Berbeda dengan teknik seni, pemahaman dapat dilakukan melalui ilmu multi disiplin tergantung pada teknik yang dibahas. Pengetahuan teknik seni dapat diperoleh dengan cara analogi etnografi, ekperimen, keterangan dari sumber tertulis.
Lain lagi dengan kajian fungsi yang memerlukan penafsiran dari ilmu arkeologi, antropologi, maupun sosiologi.
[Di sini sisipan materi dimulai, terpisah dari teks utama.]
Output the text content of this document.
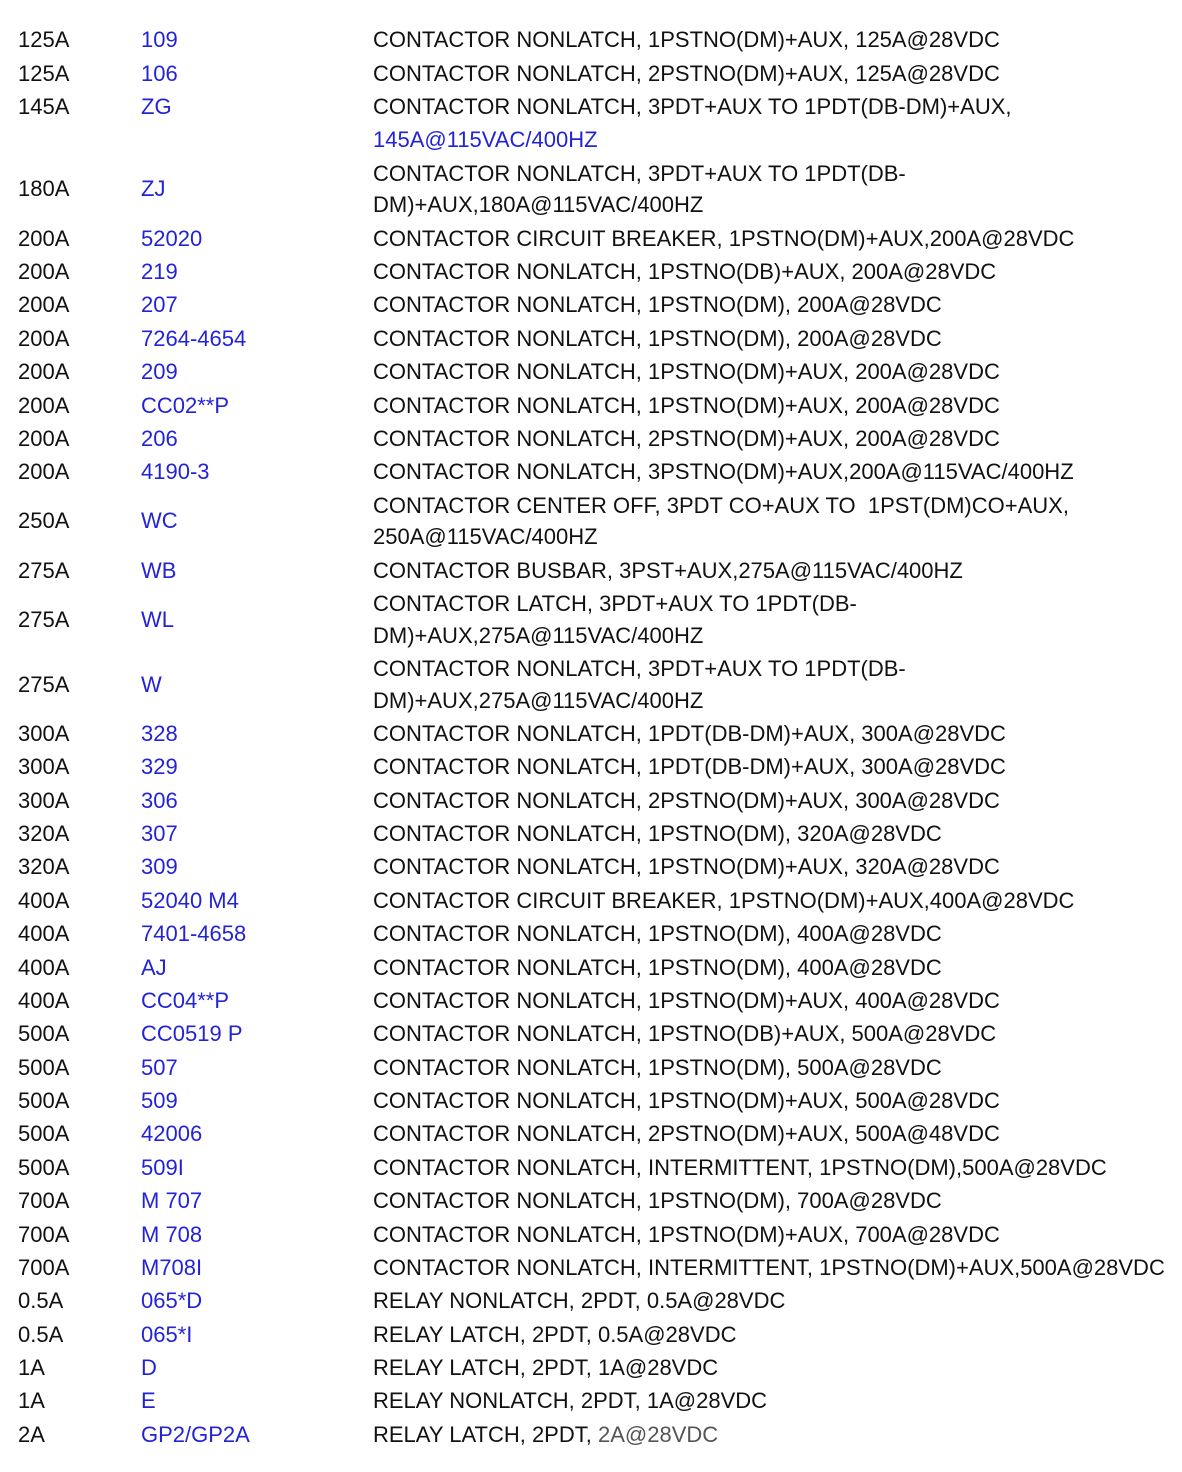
125A	109	CONTACTOR NONLATCH, 1PSTNO(DM)+AUX, 125A@28VDC
125A	106	CONTACTOR NONLATCH, 2PSTNO(DM)+AUX, 125A@28VDC
145A	ZG	CONTACTOR NONLATCH, 3PDT+AUX TO 1PDT(DB-DM)+AUX,
		145A@115VAC/400HZ
180A	ZJ	CONTACTOR NONLATCH, 3PDT+AUX TO 1PDT(DB-DM)+AUX,180A@115VAC/400HZ
200A	52020	CONTACTOR CIRCUIT BREAKER, 1PSTNO(DM)+AUX,200A@28VDC
200A	219	CONTACTOR NONLATCH, 1PSTNO(DB)+AUX, 200A@28VDC
200A	207	CONTACTOR NONLATCH, 1PSTNO(DM), 200A@28VDC
200A	7264-4654	CONTACTOR NONLATCH, 1PSTNO(DM), 200A@28VDC
200A	209	CONTACTOR NONLATCH, 1PSTNO(DM)+AUX, 200A@28VDC
200A	CC02**P	CONTACTOR NONLATCH, 1PSTNO(DM)+AUX, 200A@28VDC
200A	206	CONTACTOR NONLATCH, 2PSTNO(DM)+AUX, 200A@28VDC
200A	4190-3	CONTACTOR NONLATCH, 3PSTNO(DM)+AUX,200A@115VAC/400HZ
250A	WC	CONTACTOR CENTER OFF, 3PDT CO+AUX TO  1PST(DM)CO+AUX, 250A@115VAC/400HZ
275A	WB	CONTACTOR BUSBAR, 3PST+AUX,275A@115VAC/400HZ
275A	WL	CONTACTOR LATCH, 3PDT+AUX TO 1PDT(DB-DM)+AUX,275A@115VAC/400HZ
275A	W	CONTACTOR NONLATCH, 3PDT+AUX TO 1PDT(DB-DM)+AUX,275A@115VAC/400HZ
300A	328	CONTACTOR NONLATCH, 1PDT(DB-DM)+AUX, 300A@28VDC
300A	329	CONTACTOR NONLATCH, 1PDT(DB-DM)+AUX, 300A@28VDC
300A	306	CONTACTOR NONLATCH, 2PSTNO(DM)+AUX, 300A@28VDC
320A	307	CONTACTOR NONLATCH, 1PSTNO(DM), 320A@28VDC
320A	309	CONTACTOR NONLATCH, 1PSTNO(DM)+AUX, 320A@28VDC
400A	52040 M4	CONTACTOR CIRCUIT BREAKER, 1PSTNO(DM)+AUX,400A@28VDC
400A	7401-4658	CONTACTOR NONLATCH, 1PSTNO(DM), 400A@28VDC
400A	AJ	CONTACTOR NONLATCH, 1PSTNO(DM), 400A@28VDC
400A	CC04**P	CONTACTOR NONLATCH, 1PSTNO(DM)+AUX, 400A@28VDC
500A	CC0519 P	CONTACTOR NONLATCH, 1PSTNO(DB)+AUX, 500A@28VDC
500A	507	CONTACTOR NONLATCH, 1PSTNO(DM), 500A@28VDC
500A	509	CONTACTOR NONLATCH, 1PSTNO(DM)+AUX, 500A@28VDC
500A	42006	CONTACTOR NONLATCH, 2PSTNO(DM)+AUX, 500A@48VDC
500A	509I	CONTACTOR NONLATCH, INTERMITTENT, 1PSTNO(DM),500A@28VDC
700A	M 707	CONTACTOR NONLATCH, 1PSTNO(DM), 700A@28VDC
700A	M 708	CONTACTOR NONLATCH, 1PSTNO(DM)+AUX, 700A@28VDC
700A	M708I	CONTACTOR NONLATCH, INTERMITTENT, 1PSTNO(DM)+AUX,500A@28VDC
0.5A	065*D	RELAY NONLATCH, 2PDT, 0.5A@28VDC
0.5A	065*I	RELAY LATCH, 2PDT, 0.5A@28VDC
1A	D	RELAY LATCH, 2PDT, 1A@28VDC
1A	E	RELAY NONLATCH, 2PDT, 1A@28VDC
2A	GP2/GP2A	RELAY LATCH, 2PDT, 2A@28VDC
Merekonstruksi fungsi suatu karya seni masa lalu tidaklah mudah, diperlukan analisis yang tajam mengingat fungsi seni tersebut sudah tidak dapat diamati secara langsung saat ini.
engekspresian seni yang dihasilkan suatu masyarakat ditentukan oleh beberapa faktor:
· · Tradisi lama maupun anggapan lama yang telah mengakar menyangkut kemahiran teknik,
· · kebutuhan masyarakat itu sendiri,
· · keadaan lingkungan dan masyarakat,
· · intensitas komunikasi dengan lingkungan dan masyarakat lain.
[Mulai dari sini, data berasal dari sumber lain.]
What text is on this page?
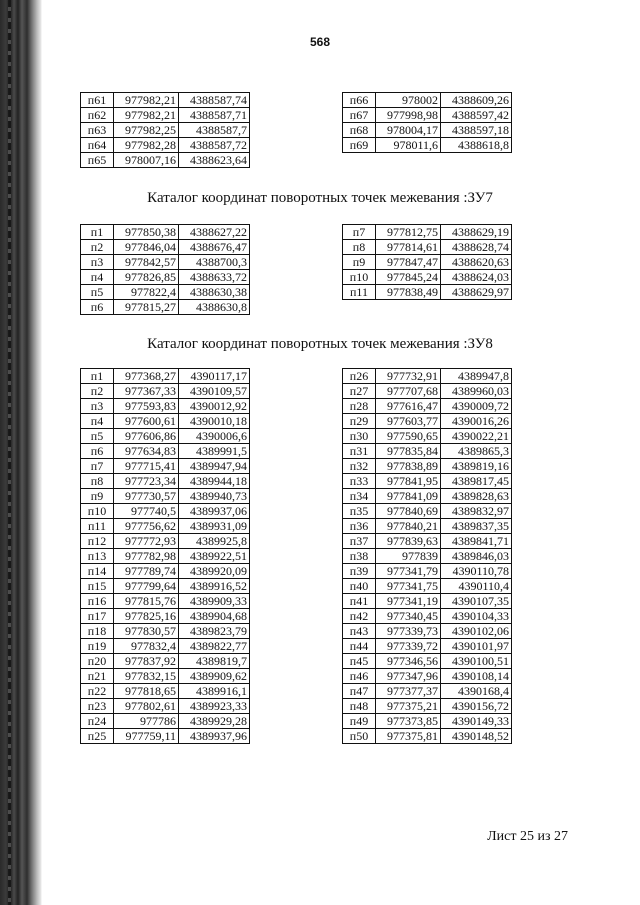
568
п61	977982,21	4388587,74
п62	977982,21	4388587,71
п63	977982,25	4388587,7
п64	977982,28	4388587,72
п65	978007,16	4388623,64
п66	978002	4388609,26
п67	977998,98	4388597,42
п68	978004,17	4388597,18
п69	978011,6	4388618,8
Каталог координат поворотных точек межевания :ЗУ7
п1	977850,38	4388627,22
п2	977846,04	4388676,47
п3	977842,57	4388700,3
п4	977826,85	4388633,72
п5	977822,4	4388630,38
п6	977815,27	4388630,8
п7	977812,75	4388629,19
п8	977814,61	4388628,74
п9	977847,47	4388620,63
п10	977845,24	4388624,03
п11	977838,49	4388629,97
Каталог координат поворотных точек межевания :ЗУ8
п1	977368,27	4390117,17
п2	977367,33	4390109,57
п3	977593,83	4390012,92
п4	977600,61	4390010,18
п5	977606,86	4390006,6
п6	977634,83	4389991,5
п7	977715,41	4389947,94
п8	977723,34	4389944,18
п9	977730,57	4389940,73
п10	977740,5	4389937,06
п11	977756,62	4389931,09
п12	977772,93	4389925,8
п13	977782,98	4389922,51
п14	977789,74	4389920,09
п15	977799,64	4389916,52
п16	977815,76	4389909,33
п17	977825,16	4389904,68
п18	977830,57	4389823,79
п19	977832,4	4389822,77
п20	977837,92	4389819,7
п21	977832,15	4389909,62
п22	977818,65	4389916,1
п23	977802,61	4389923,33
п24	977786	4389929,28
п25	977759,11	4389937,96
п26	977732,91	4389947,8
п27	977707,68	4389960,03
п28	977616,47	4390009,72
п29	977603,77	4390016,26
п30	977590,65	4390022,21
п31	977835,84	4389865,3
п32	977838,89	4389819,16
п33	977841,95	4389817,45
п34	977841,09	4389828,63
п35	977840,69	4389832,97
п36	977840,21	4389837,35
п37	977839,63	4389841,71
п38	977839	4389846,03
п39	977341,79	4390110,78
п40	977341,75	4390110,4
п41	977341,19	4390107,35
п42	977340,45	4390104,33
п43	977339,73	4390102,06
п44	977339,72	4390101,97
п45	977346,56	4390100,51
п46	977347,96	4390108,14
п47	977377,37	4390168,4
п48	977375,21	4390156,72
п49	977373,85	4390149,33
п50	977375,81	4390148,52
Лист 25 из 27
Seni prasejarah pertama muncul pada masa Berburu dan Mengumpulkan Makan Tingkat Lanjut. Pada masa itu orang membuat lukisan atau goresan pada gua atau ceruk untuk mengekpresikan perasaanya.
Umumnya objek yang digambarkan adalah hewan yang berhubungan dengan aktivitas mereka sehari-hari yaitu berburu. Hal ini dapat memberi suatu penjelasan bahwa melalui seni dibarengi dengan keyakinan pada kekuatan gaib, si pelukis berharap untuk memperoleh hewan buruan. Terlihat pada lukisan babi yang tertusuk mata panah yang ditemukan di Maros, Sulawesi Selatan yang merupakan cerminan dari keyakinan pada kekuatan simpatik-magis. Berbeda dengan lukisan matahari maupun lukisan manusia berkepala hewan yang melambangkan mitos-magis.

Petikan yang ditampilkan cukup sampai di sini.